For others directly affected by those cuts—such as oilfield services and states that rely on production taxes—reduced spending will likely spell more trouble. Tax revenue in oil producing states has fallen significantly, particularly in Alaska.
Tudor, Pickering, Holt & Co. said that equities are in free fall, debt yields continue to expand and conversations with investors are focused on balancing cash flow to capex in order to “survive” the downturn.
If oil prices remain at current levels, spending could fall even more—by as much as 20%.
In that case, “this will be the most severe downturn we have seen in quite frankly the recorded financial history of the oilfield services industry,” said J. David Anderson, analyst with Barclays, in a Jan. 14 conference call.
Even companies such as Diamondback Energy Inc. (NASDAQ: FANG), which analyst said had a “stellar” fourth quarter, are turning down the rig volume.
Diamondback said it expects to run two or three rigs and complete up to 80 gross horizontal wells with capex of $280- to $375 million, down 18% at the midpoint from 2014. In order to pay off debt and fund ongoing spending, Diamondback sold 4 million shares in a public offering that was later upsized.
In 2015, E&Ps had a difficult time sticking to their capex plans.
“Despite vows of capital discipline, spending cuts couldn’t keep up with oil prices last year,” Anderson said. Large-cap E&Ps spent 135% of cash flow and small/mid-caps 188%.
E&Ps may have outspent because they “couldn’t cut spending fast enough,” he said.
In 2016, North American budgets are being trimmed significantly. Large-cap E&P budgets are down 35%, small/mid-caps 28% and privates companies reduced by 36%, Barclays said.
Hedges will play a larger role in 2016 as well. Oil prices will mean more than ever since large-cap E&Ps have hedged about 13% of production, Anderson said.
Small- and mid-cap companies are not much better off.
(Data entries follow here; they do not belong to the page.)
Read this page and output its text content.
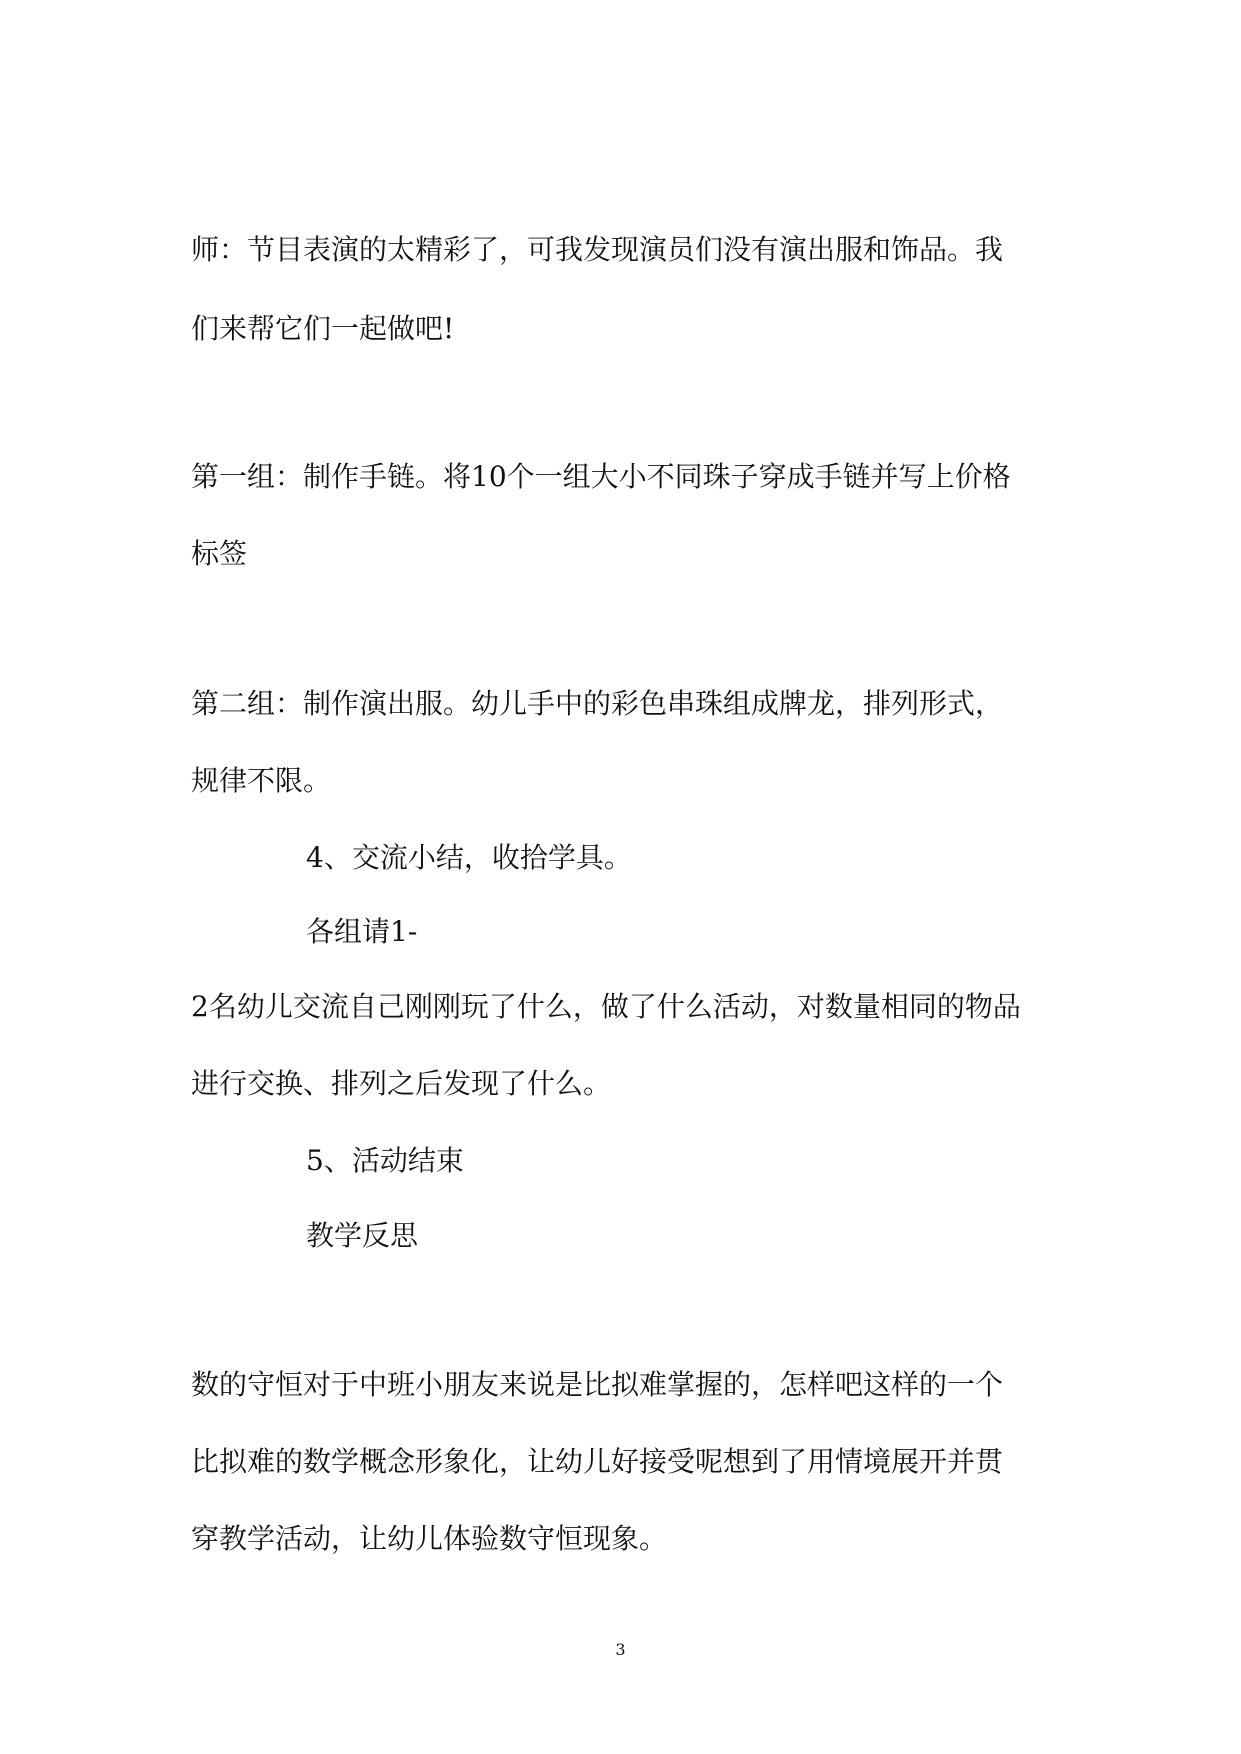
师：节目表演的太精彩了，可我发现演员们没有演出服和饰品。我
们来帮它们一起做吧!
第一组：制作手链。将10个一组大小不同珠子穿成手链并写上价格
标签
第二组：制作演出服。幼儿手中的彩色串珠组成牌龙，排列形式，
规律不限。
4、交流小结，收拾学具。
各组请1-
2名幼儿交流自己刚刚玩了什么，做了什么活动，对数量相同的物品
进行交换、排列之后发现了什么。
5、活动结束
教学反思
数的守恒对于中班小朋友来说是比拟难掌握的，怎样吧这样的一个
比拟难的数学概念形象化，让幼儿好接受呢想到了用情境展开并贯
穿教学活动，让幼儿体验数守恒现象。
3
Those E&Ps hedged only 29% of 2016 oil volumes, far below the 47% of oil volumes hedged in 2013 and 46% in 2014.
State Shortfalls
As E&P revenue falls, so do tax levies.
Several states rely heavily on severance tax revenue based on the volume or value of oil, natural gas, coal and other natural resources.
On average, severance taxes accounted for less than 2% of tax collections in 2014. However, in Alaska, North Dakota and Wyoming severance taxes provide a much larger share of total state tax revenue, the U.S. Energy Information Administration (EIA) said.
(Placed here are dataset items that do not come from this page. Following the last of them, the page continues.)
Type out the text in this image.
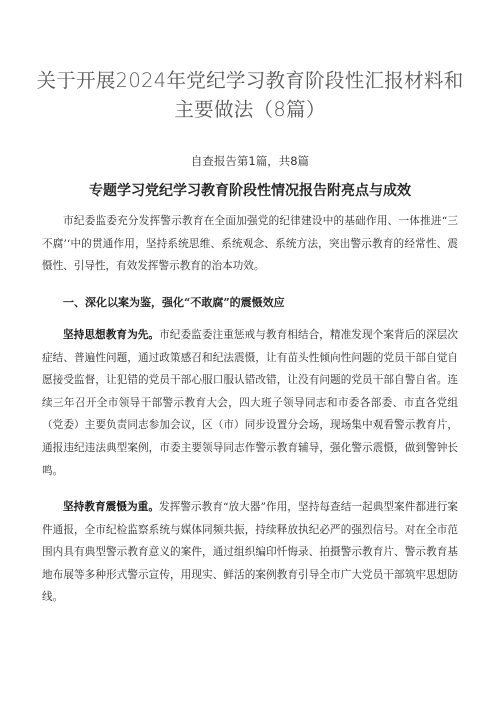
关于开展2024年党纪学习教育阶段性汇报材料和主要做法（8篇）
自查报告第1篇，共8篇
专题学习党纪学习教育阶段性情况报告附亮点与成效
市纪委监委充分发挥警示教育在全面加强党的纪律建设中的基础作用、一体推进“三不腐’‘中的贯通作用，坚持系统思维、系统观念、系统方法，突出警示教育的经常性、震慑性、引导性，有效发挥警示教育的治本功效。
一、深化以案为鉴，强化“不敢腐”的震慑效应
坚持思想教育为先。市纪委监委注重惩戒与教育相结合，精准发现个案背后的深层次症结、普遍性问题，通过政策感召和纪法震慑，让有苗头性倾向性问题的党员干部自觉自愿接受监督，让犯错的党员干部心服口服认错改错，让没有问题的党员干部自警自省。连续三年召开全市领导干部警示教育大会，四大班子领导同志和市委各部委、市直各党组（党委）主要负责同志参加会议，区（市）同步设置分会场，现场集中观看警示教育片，通报违纪违法典型案例，市委主要领导同志作警示教育辅导，强化警示震慑，做到警钟长鸣。
坚持教育震慑为重。发挥警示教育“放大器”作用，坚持每查结一起典型案件都进行案件通报，全市纪检监察系统与媒体同频共振，持续释放执纪必严的强烈信号。对在全市范围内具有典型警示教育意义的案件，通过组织编印忏悔录、拍摄警示教育片、警示教育基地布展等多种形式警示宣传，用现实、鲜活的案例教育引导全市广大党员干部筑牢思想防线。
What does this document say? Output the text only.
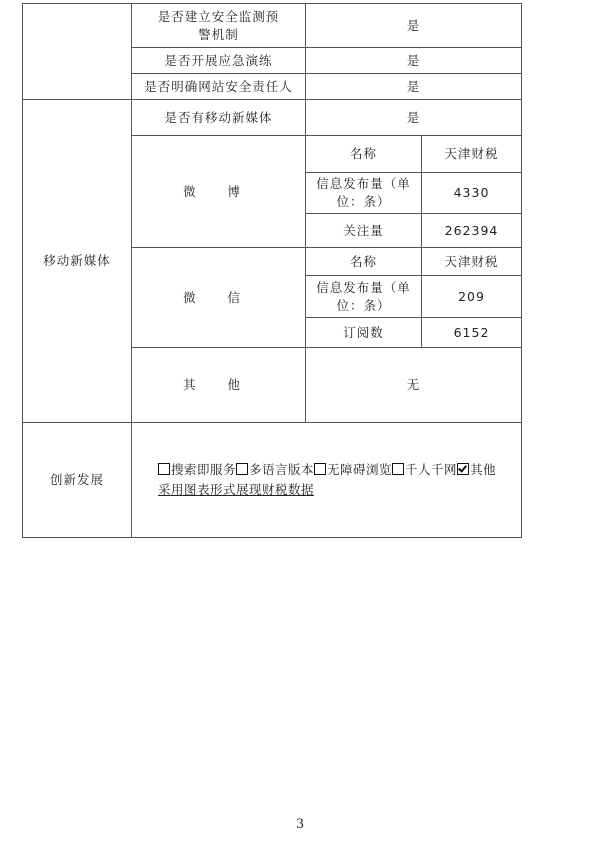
	是否建立安全监测预警机制	是	
	是否开展应急演练	是	
	是否明确网站安全责任人	是	
移动新媒体	是否有移动新媒体	是	
	微 博	名称	天津财税
		信息发布量（单位：条）	4330
		关注量	262394
	微 信	名称	天津财税
		信息发布量（单位：条）	209
		订阅数	6152
	其 他	无	
创新发展	搜索即服务 多语言版本 无障碍浏览 千人千网 其他
采用图表形式展现财税数据		
3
Alaska’s revenues from oil and natural gas production account for up to 90% of its budget.
Several states that collect significant revenue from severance taxes on fossil fuel extraction are re-evaluating current and upcoming operating budgets and taxation structures to address revenue shortfalls.
EIA said six states have been strongly affected by the budget squeeze: Alaska, Texas, North Dakota, Wyoming, Oklahoma and West Virginia.